Whether or not you love Nightmare Alley depends on your love of the director and his recurrent patterns. Gone are the days when he would make a parody of human hatred, monsters, and brutalists while frightening creatures more represented Earth Power and mysticism. Stanton Carlisle (Bradley Cooper) is perhaps the first of his protagonists to openly exist as a dark figure with no magic behind him. Magic is, in fact, on trial in Del Toro’s new post-Oscar era. The drifter is silent for the first ten-to-fifteen minutes of the film, burning down a house and finding his way to the carnival that will begin his adventure. Sights, sounds, and blood are cacophonous all around him and he’s drawn to an exhibit featuring a “geek” (a word used to reference a person that is desperate for drugs and alcohol and bites the heads off of chickens in exchange), run by Clem Hoatley (Willem DaFoe). Joining the carnival, he will eventually find his way into the home of Pete (David Strathaim) and Zeena (Toni Collette) and will begin to learn the art of mentalism. Falling in love with young Molly (Rooney Mara), he begins to dream of bringing the act to the big city and make a fortune.
That setup is enough to go on and the narrative weaves through years and eras, eventually landing at the feet of a scene-stealing Cate Blanchett, but it feels spread a bit thin for me. Del Toro has always been a visually impressive director, one that tied his characters to their gothic worlds by colors and patterns, and his eye for style has always leaned away from traditional Hollywood storytelling. In Nightmare Alley he’s trying his hand at a remake for the first time. The funny thing is, the director gets so lost in recreating the tone of that black-and-white noir film with his camera that he forgets to throw in some of his traditional flairs. This is an experiment from the director, one that puts him out of his comfort zone and into the realm of a pure thriller. Sometimes it works and at others it slowly becomes less interesting. Del Toro’s work is never fully dull, but the steady hand that knew when to spike and when to lull leaned more heavily on the latter this time.
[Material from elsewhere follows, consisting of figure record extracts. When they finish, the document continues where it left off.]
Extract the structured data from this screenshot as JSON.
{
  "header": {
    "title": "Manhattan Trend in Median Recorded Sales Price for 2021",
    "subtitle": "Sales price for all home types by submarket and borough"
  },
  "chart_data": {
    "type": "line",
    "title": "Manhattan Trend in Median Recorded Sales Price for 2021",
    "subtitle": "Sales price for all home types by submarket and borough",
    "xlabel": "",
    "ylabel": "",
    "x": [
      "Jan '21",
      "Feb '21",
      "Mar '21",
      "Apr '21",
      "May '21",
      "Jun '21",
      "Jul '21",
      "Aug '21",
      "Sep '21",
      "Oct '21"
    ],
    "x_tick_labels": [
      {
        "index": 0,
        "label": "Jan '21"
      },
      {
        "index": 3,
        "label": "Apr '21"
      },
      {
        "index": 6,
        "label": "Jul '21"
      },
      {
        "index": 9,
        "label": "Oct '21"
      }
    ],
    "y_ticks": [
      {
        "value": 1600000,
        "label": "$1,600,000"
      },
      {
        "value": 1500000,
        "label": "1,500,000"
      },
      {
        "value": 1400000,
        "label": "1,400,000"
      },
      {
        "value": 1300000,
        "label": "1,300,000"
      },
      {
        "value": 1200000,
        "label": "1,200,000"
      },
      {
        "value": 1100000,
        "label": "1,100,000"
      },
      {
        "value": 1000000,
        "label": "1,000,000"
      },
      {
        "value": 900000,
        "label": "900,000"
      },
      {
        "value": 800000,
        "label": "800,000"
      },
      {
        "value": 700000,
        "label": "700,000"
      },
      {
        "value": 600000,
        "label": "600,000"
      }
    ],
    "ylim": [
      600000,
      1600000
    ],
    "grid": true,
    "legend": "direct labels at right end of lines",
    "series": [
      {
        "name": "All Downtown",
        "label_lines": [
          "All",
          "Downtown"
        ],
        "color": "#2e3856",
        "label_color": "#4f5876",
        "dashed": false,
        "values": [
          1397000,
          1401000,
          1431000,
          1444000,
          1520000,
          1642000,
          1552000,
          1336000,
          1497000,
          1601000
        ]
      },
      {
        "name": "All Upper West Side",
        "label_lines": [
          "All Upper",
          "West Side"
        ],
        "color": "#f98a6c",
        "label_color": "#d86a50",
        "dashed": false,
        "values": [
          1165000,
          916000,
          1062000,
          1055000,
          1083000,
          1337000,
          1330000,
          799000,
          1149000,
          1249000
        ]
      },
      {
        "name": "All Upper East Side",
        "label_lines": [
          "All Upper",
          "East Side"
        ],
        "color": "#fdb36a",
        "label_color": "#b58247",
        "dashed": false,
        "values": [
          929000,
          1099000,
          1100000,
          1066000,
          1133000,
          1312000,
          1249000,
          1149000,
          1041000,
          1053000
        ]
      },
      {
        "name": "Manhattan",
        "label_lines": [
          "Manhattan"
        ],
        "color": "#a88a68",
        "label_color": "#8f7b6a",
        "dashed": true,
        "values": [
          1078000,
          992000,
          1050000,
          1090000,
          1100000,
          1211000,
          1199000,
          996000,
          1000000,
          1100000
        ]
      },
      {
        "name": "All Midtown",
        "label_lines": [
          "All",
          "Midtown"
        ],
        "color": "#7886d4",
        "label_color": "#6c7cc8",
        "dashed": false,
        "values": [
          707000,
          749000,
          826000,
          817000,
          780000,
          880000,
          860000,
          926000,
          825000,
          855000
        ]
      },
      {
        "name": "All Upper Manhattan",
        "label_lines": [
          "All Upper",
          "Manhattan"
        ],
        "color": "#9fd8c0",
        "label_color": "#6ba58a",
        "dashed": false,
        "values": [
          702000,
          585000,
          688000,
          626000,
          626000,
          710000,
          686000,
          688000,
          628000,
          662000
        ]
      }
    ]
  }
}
This is still a wonderful film, one that makes bold decisions with costuming (Bradley Cooper was meant to look sort of greasy on film), casting, and practical sets that pay off dividends. Nathan Johnson’s score is a showstopper, dreadful and atmospheric with its piano and string riffs bouncing around like a noir-hip-hop album.
We’re living in a post-Oscar world as Del Toro fans. His desire to constantly work on different angles and types of stories will keep me coming around. Nightmare Alley is a step down from some of his previous work, but upper-middle-tier Del Toro is still a wonderful time with a director that loves the movies more than you could imagine.
Nightmare Alley is currently in theatres.